Point of abstraction

A scrum point is an abstract unit of complexity of a user story. For developers, this concept usually takes a while to get accustomed to. Instead of estimating in development time, developers are asked to estimate a story’s complexity in terms of another reference story, which is commonly assigned 3 points.

This definition makes a point seem abstract since it does not have any unit of measure. For instance an estimate of 1 point does not mean the story will take 1 hour, 1 day or other conventional units of time.

At the beginning of each iteration, a team will sign up for a number of stories that are worth a certain number of points. The team also knows their time capacity, and a reasonable estimate of time spend on chores, bug fixes and other things not directly related to user stories.

Let’s say the total number of points we signed up for is P and the total time (capacity) we expect to spend directly on story development is T. Hence we can define p = T / P, where p is the time value of our abstract point!

Clearly, points are not abstract at all and are just obfuscated time value. We have been assigning time estimates to stories all along; we just did not know what it was exactly. Just think, our “abstract” point could have easily been one of these pretty numbers: 0.7098 days, 1.4142 days, 2.7182 days, etc.
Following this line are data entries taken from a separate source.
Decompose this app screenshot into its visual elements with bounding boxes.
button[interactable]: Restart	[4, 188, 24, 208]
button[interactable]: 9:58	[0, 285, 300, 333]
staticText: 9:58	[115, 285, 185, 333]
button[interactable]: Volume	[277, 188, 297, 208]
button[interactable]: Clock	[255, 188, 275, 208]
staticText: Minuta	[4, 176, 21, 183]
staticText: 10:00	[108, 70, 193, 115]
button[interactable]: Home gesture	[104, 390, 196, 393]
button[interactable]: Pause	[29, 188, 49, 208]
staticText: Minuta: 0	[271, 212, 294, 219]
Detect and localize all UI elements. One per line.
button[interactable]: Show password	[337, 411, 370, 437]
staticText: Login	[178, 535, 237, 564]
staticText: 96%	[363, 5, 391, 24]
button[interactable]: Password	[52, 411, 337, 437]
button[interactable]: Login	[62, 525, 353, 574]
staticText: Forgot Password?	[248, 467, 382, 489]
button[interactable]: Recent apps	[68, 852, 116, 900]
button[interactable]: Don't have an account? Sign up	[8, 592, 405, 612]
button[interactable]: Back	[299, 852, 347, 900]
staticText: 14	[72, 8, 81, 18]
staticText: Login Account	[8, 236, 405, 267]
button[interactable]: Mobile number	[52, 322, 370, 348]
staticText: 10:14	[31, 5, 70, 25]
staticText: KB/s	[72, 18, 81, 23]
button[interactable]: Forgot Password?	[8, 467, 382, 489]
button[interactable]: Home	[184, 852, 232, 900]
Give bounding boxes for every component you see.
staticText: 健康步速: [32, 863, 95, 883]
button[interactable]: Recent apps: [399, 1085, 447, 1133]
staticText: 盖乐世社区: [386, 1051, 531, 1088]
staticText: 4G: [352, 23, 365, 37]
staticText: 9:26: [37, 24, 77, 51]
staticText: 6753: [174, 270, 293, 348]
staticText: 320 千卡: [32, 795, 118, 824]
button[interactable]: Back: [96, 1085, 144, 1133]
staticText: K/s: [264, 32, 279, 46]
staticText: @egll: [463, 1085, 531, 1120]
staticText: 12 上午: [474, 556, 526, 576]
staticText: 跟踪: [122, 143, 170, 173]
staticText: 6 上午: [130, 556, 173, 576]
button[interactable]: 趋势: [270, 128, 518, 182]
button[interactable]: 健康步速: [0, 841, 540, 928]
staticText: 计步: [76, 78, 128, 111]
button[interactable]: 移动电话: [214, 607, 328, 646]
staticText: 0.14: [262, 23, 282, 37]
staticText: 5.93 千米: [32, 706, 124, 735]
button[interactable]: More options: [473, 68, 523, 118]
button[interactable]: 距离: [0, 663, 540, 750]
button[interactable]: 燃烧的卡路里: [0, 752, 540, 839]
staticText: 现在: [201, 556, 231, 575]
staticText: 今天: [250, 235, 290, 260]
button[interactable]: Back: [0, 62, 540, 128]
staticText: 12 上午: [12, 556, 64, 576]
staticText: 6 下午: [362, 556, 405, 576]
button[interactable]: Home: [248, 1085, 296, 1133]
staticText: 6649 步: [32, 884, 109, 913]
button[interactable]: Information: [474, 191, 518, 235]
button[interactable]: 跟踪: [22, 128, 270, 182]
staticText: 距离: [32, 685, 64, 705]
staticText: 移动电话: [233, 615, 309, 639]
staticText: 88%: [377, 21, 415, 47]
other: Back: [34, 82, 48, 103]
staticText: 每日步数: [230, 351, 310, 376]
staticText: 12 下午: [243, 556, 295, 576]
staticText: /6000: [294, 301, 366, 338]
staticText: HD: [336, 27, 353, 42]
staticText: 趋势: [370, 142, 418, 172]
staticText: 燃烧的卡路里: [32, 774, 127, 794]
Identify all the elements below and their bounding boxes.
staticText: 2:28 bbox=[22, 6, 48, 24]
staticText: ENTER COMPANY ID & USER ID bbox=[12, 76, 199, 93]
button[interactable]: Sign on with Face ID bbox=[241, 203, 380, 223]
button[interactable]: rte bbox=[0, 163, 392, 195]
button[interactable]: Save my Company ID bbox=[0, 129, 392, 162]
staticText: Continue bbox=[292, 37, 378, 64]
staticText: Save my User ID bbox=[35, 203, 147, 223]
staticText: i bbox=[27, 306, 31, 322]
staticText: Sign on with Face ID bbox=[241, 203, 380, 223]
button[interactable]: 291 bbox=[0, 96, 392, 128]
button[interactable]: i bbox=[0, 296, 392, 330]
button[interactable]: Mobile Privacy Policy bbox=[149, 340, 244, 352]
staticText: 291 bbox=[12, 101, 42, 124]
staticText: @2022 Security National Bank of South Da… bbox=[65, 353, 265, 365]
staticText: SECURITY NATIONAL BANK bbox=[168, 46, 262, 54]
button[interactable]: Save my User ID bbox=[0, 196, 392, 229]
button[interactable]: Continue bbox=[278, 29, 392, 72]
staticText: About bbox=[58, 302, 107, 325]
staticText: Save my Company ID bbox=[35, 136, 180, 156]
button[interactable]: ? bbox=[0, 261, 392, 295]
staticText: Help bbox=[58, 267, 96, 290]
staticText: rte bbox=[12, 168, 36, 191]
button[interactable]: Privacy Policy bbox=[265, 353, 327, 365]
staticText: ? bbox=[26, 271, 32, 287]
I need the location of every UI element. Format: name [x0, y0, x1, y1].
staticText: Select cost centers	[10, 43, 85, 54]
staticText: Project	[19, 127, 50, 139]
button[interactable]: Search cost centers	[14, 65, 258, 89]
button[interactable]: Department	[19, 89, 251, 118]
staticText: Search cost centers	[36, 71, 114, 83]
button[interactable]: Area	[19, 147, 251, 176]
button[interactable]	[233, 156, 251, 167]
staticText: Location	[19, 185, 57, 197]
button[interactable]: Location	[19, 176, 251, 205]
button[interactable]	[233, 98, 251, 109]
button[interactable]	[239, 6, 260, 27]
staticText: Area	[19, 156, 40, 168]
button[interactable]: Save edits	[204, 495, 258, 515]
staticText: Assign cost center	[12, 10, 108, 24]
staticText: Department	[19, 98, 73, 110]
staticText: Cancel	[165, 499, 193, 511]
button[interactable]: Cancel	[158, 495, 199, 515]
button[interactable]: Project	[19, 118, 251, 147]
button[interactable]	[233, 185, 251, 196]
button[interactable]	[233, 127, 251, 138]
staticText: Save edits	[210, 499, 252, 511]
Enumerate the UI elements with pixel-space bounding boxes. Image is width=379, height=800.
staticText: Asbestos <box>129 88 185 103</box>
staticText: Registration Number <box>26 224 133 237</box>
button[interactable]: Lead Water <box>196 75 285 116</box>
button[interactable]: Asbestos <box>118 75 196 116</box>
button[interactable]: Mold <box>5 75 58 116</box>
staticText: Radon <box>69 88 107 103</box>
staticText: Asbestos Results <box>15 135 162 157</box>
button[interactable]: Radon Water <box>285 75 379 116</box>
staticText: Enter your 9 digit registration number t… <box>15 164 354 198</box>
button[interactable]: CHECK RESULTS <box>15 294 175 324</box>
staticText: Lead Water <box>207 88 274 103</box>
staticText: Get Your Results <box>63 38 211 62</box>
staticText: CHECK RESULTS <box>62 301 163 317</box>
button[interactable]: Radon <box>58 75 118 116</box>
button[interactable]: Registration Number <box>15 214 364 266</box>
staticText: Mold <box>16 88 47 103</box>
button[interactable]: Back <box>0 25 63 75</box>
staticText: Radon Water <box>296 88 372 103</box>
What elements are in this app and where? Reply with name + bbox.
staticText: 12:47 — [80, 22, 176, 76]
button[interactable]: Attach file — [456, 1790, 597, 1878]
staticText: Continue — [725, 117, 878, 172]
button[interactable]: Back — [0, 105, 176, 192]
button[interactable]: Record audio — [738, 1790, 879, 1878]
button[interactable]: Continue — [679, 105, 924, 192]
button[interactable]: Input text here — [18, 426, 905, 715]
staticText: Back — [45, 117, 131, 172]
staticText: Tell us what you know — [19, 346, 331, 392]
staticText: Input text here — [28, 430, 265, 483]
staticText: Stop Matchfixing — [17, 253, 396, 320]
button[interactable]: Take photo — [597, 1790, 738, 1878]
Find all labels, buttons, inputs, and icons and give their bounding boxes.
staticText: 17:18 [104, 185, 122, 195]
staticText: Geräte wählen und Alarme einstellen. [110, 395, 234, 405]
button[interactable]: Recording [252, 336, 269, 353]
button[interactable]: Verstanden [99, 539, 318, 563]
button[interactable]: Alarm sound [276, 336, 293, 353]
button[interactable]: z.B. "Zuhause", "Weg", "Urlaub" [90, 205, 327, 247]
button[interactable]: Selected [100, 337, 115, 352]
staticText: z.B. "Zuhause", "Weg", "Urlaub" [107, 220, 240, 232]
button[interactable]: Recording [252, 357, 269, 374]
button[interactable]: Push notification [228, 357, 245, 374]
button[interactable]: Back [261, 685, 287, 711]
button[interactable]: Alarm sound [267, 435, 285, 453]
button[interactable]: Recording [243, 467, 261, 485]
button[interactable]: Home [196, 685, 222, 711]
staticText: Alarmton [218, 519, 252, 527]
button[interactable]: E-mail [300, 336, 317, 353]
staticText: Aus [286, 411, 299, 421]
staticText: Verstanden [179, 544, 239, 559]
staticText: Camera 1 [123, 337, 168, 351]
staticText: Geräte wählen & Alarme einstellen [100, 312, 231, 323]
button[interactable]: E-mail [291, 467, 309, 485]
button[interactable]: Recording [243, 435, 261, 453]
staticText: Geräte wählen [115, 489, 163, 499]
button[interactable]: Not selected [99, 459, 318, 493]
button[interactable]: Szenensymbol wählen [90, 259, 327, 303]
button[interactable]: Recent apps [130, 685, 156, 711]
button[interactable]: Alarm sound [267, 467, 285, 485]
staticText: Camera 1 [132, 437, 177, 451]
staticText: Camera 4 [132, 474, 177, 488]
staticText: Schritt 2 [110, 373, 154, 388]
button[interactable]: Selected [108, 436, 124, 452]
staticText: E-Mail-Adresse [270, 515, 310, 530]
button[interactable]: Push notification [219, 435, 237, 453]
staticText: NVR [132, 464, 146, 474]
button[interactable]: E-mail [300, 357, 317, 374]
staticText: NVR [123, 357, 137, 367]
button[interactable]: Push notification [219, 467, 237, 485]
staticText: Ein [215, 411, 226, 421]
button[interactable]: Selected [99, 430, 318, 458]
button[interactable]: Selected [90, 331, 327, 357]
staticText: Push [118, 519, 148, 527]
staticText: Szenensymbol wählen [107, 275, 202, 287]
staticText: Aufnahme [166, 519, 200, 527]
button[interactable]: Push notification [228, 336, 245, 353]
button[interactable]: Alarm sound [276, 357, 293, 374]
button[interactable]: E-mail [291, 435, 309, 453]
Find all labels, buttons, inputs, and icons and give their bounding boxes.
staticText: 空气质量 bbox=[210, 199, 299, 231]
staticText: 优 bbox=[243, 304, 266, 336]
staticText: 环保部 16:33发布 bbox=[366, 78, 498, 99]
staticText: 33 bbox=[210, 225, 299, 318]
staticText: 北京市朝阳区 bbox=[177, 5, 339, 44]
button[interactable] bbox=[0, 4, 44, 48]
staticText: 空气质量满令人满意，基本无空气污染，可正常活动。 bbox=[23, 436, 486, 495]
I am not biased against fractional numbers, but I’d much rather use nicer numbers like 1 day or ½ day. In the end I am left wondering – why do we insist on confusing ourselves?

 

How deep does the rabbit hole go?

Fibonacci numbers is a numerical sequence in which each new term is the sum of the previous two. It starts like: 1, 1, 2, 3, 5, 8, 13 …. This sequence found a new use. Scrum practitioners started using it for estimating user stories under the premise that the larger the story the less precise is the estimate. Since the distance between Fibonacci numbers grows, it implicitly builds margin of error in.

I worked on several projects where we used Fibonacci numbers for story estimation and I disagree with the idea of using this sequence. I do not think it provides any benefit.

The first problem is apparent when you try to combine or breakdown a story. For example, let’s say we have an 8 point story A, which we realized can be broken down into two stories. Let’s say the break-off story B is estimated at 2 points, so what is the new A’?

Splitting a story should not change the total. In this example A’ should be 6 points (8 – 2). However, 6 is not a Fibonacci number and the closest numbers we can pick is 5 or 8. So, now we have to compromise. If 5 seems aggressive, then we should give A’ 8 points and then we end up with a total of 10. If we decide to risk underestimation and assign A’ 5 points, then our total goes down by 1 and is 7.

This does not feel right. After all, we view our applications as compositions of stories, but we cannot compose their complexity. Imagine if contractors only used Fibonacci numbers. Then, if you asked them to itemize their estimate you’d certainly get a much higher number because they would round individual estimates up to the nearest Fibonacci.

Mathematically, the problem here is that the arithmetic operations (+, -, …) are not closed over the set of Fibonacci numbers. That is to say the result of those operators would go outside the Fibonacci sequence.

Another problem is I cannot choose an estimate I believe is correct. A lot of times I wanted to assign 4 points to a story, but had to choose either 3 or 5. How does this help estimation accuracy? It doesn’t it builds in an estimation error.

If an estimation error grows proportional to the size of the task, then we can just express margin of error as a percentage of the estimate. This way we capture the fact that the larger the estimate the larger the margin of error without having to use only a subset of numbers for estimation.

In the end I believe we should use any numbers we want. We can use the actual results to judge our margin of error and calibrate future estimates.